FDA: Some OTC Topical Acne Treatments May Cause Serious Reactions

Acne_Treatment_Cream-293x300The U.S. Food and Drug Administration (FDA) just issued a Drug Safety Communication concerning over-the-counter (OTC) topical acne treatment products that may cause rare, but very serious, even deadly, hypersensitivity reactions

The products are sold under a variety of brand names, including Proactiv, Neutrogena, MaxClarity, Oxy, Ambi, Aveeno, and Clean & Clear. The OTC topical acne treatment products may also be sold under store brands and are sold in a variety of forms, including, gels, lotions, face washes and scrubs, solutions, cleansing pads, and toners, to name some.
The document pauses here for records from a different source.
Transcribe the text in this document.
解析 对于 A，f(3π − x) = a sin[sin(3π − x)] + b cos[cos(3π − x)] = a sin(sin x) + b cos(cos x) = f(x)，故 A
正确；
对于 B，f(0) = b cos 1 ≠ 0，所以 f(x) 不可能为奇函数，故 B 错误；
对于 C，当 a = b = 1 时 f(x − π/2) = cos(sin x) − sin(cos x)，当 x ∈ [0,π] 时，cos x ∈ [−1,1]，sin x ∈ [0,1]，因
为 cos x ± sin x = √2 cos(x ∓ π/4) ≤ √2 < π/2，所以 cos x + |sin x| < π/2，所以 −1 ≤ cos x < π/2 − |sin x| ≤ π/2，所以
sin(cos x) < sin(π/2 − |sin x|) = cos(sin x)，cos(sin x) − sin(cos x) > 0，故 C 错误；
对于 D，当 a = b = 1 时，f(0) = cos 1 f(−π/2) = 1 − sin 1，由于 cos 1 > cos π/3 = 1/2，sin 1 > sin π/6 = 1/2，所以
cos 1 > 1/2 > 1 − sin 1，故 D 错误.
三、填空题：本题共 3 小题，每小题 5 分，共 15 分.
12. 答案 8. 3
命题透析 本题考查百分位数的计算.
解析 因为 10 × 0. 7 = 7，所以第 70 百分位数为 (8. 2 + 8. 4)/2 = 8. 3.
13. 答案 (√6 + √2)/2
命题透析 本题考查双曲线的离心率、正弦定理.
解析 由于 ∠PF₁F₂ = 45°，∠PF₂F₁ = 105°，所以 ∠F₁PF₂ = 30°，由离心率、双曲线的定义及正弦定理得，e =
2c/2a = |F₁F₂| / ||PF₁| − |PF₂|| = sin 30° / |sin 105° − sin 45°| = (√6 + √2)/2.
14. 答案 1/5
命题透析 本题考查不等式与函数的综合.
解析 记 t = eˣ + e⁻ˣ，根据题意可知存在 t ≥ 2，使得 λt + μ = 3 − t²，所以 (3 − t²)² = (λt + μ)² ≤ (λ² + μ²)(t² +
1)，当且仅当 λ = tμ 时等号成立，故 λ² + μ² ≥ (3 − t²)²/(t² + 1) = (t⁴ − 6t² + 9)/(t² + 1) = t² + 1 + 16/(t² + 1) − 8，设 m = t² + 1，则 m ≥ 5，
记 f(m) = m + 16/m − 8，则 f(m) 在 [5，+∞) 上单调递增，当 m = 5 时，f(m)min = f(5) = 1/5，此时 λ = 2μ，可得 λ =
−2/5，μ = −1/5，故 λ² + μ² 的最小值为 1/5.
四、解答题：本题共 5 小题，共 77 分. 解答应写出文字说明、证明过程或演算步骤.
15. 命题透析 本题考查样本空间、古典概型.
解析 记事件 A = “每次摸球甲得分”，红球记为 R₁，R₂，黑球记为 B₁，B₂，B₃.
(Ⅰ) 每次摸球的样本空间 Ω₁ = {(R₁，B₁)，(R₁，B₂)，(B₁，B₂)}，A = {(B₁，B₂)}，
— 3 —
The potentially life-threatening allergic reactions or severe irritation may include the following symptoms:

  • Difficulty breathing
  • Shortness of breath
  • Low blood pressure
  • Feeling faint, fainting
  • Collapse
  • Swelling of the eyes, face, lips, or tongue
  • Tightness of the throat
  • Wheezing
  • Hives
  • Itching of the face or body

Should any of these hypersensitivity reactions be experienced, emergency medical attention must be immediately sought. These potentially dangerous reactions  may occur within minutes of application, but may also take place one day, even several days, after initial use. Federal regulators emphasize that these very serious hypersensitivity reactions are not the same as local skin irritations that may be experienced following product application and which may cause redness, burning, dryness, itching, peeling, or slight swelling. Local skin reactions are already discussed in the products’ Drug Facts labels.

“There is currently no mention of the possibility of these very severe allergic reactions on the product labels,” said Dr. Mona Khurana, medical officer at the FDA in an agency news release. “It’s important that consumers know about them, and that they know what to do if they occur.”

An FDA analysis revealed 131 reports of serious allergic reactions following use of topical acne drugs in the past 44 years; patients were 11 to 78 years of age. No cases were fatal; however, 44 percent of the people who suffered a serious allergic reaction required hospitalization. Most reactions took place within minutes to 24 hours after first-time use of the products.

According to the FDA, based on information it received it is unable to determine if serious hypersensitivity reactions were caused by the acne products’ active ingredients, which typically include benzoyl peroxide or salicylic acid. No determination was able to be made concerning the products’ inactive ingredients or if the reactions were the result of a combination of both the products’ active and inactive ingredients.